The Nasdaq Stock Market is actually an amalgam of systems, including quotation, trade, and execution, confirmation, and support systems, that form an electronic exchange. Each of these financial systems, vital to Nasdaq's operations, features its own technology. For example, the trade and execution systems, which are responsible for switching messages as well as executing, reporting and reconciling trades, run on 40 high-end S72000 Tandem Himalaya computers-a total of seven production nodes with 108 processors located at the data center in Trumbull. The system also features more than 15 Gbits of main memory and more than 1 terabyte of disk storage. An additional eight Tandem nodes are used for software development, quality control and testing.

Unisys 5800 Clearpath eight-processor mainframes once ran Nasdaq's quotation system, which provides up-to-the-minute quotation data for Nasdaq securities and other issues. These CPUs were upgraded to Unisys 66800 systems as part of the SuperMontage initiative. The system is backed by 1,024 mbytes of memory as well as 452 gbits of cache disk storage space and 192 mbytes of solid-state storage.

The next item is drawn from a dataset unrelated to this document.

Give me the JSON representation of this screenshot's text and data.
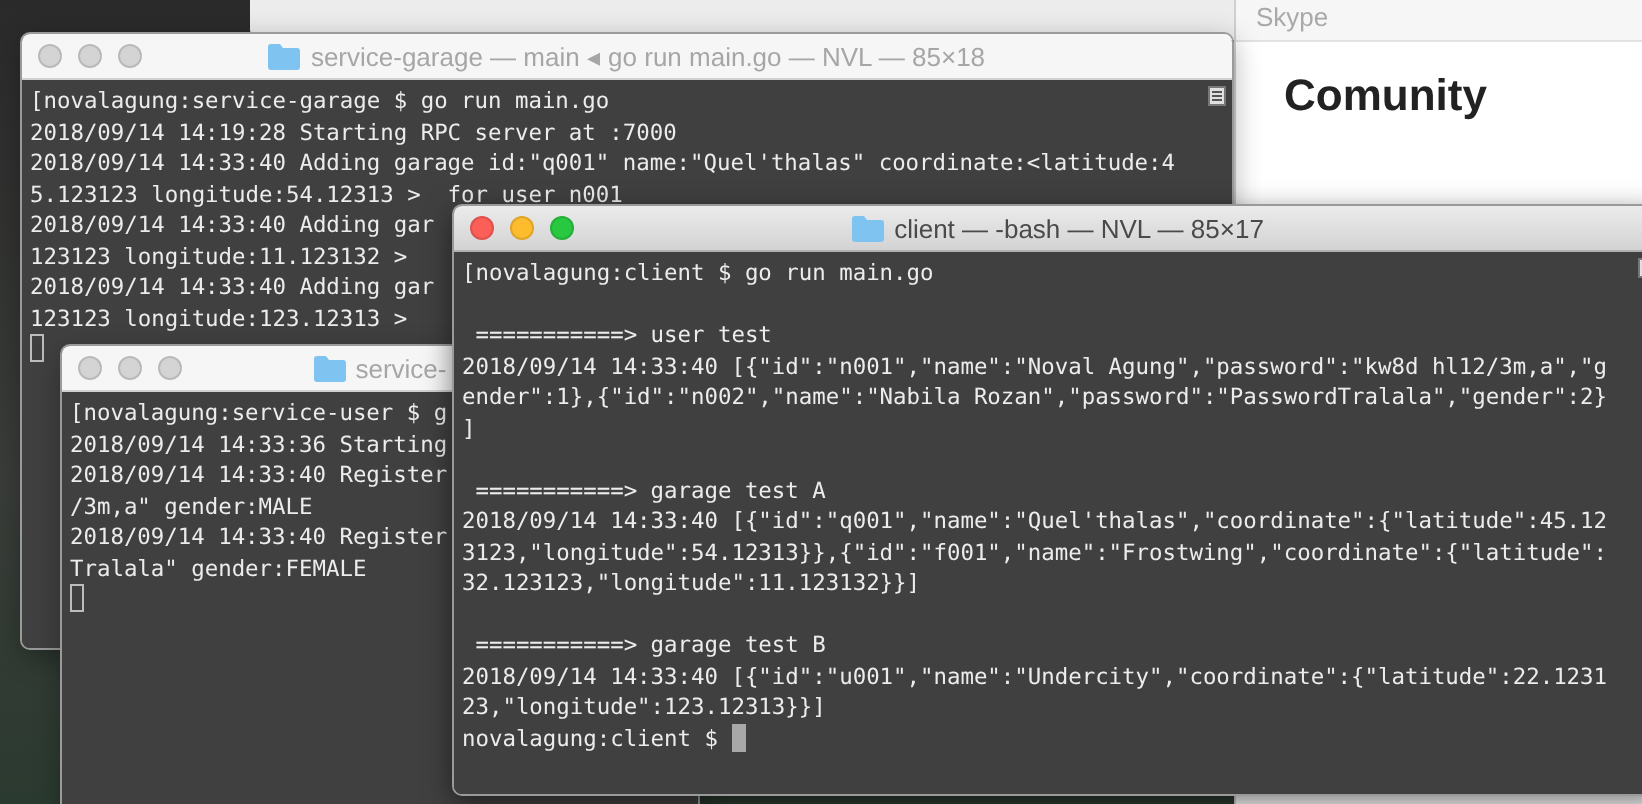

Nasdaq also operates an identical and fully redundant backup center in Rockville, Md. Whatever can be done at the data center in Trumbull can be done in Rockville. Often, they operate concurrently, Hickey says. Given the recent surge in volume, Nasdaq will expand its Trumbull facilities this summer. Bailar says Nasdaq will spend more than $1 billion on new technology during the next five years.When the data center makes the move to its expanded quarters, it will have lots of new IT luxuries. For example, the floor features the 36 inches of space required to house wiring in neat "streets and avenues," to make pulling and laying wire less of a chore. A new cooling system that can chill 25,000 gallons of water comes into the center from two sources.

Nasdaq learned the importance of dual power sources in 1988 when a squirrel fried itself on an electric company's transformer and brought the exchange to its knees for a day, Hickey says. An energy system with an uninterruptible power supply ensures that the system stays up even if both sources of power are lost, and the exchange has amassed 132 tons of batteries to serve as a back-up source of power.

On a separate note, Davidson worries that plans for a global Nasdaq-with plans to create a Nasdaq Japan--will shift business away from the smaller U.S. companies as investors turn to other dealers for round-the-clock service. And the dealers also are concerned that there will be even more slowdowns as Nasdaq expands.

Bailar says Nasdaq isn't going to expand into foreign markets until it knows that its exchanges in each country can handle the volume. He and Hickey contend that many of the slowdowns result from old technology used by small traders themselves. "We've done everything on our side of the wall," he says, but some firms are still using 200-MHz systems when they should be at 400 MHz or faster. The slower systems time out before orders can go through and firms resend them. As a result, there are extra traffic and additional slowdowns on the Nasdaq network, Hickey says.

Another concern among NASD members is that plans to spin off the exchange into a separate company-which got the go-ahead from NASD members in April-and eventually go public with an IPO, could add more chaos to an already volatile situation.

To Hickey and Bailar, these moves will be good for Nasdaq and, in turn, its customers. For one thing, it will give the exchange an opportunity to compete with dot-coms for the best IT talent, Bailar says. That could lead to lower turnover among Nasdaq's employees and contractors, which now ranges from 7% to 9%. "It's hard because we're not a dot-com officially-we don't have stock options," says Bailar. "But we do have really exciting work-the people who come here are people who want to go to Mars." Providing better compensation and benefits is one way to keep IT professionals bullish on Nasdaq-and that might just be the most important cog in keeping the Nasdaq wheel turning in the face of all the upward momentum.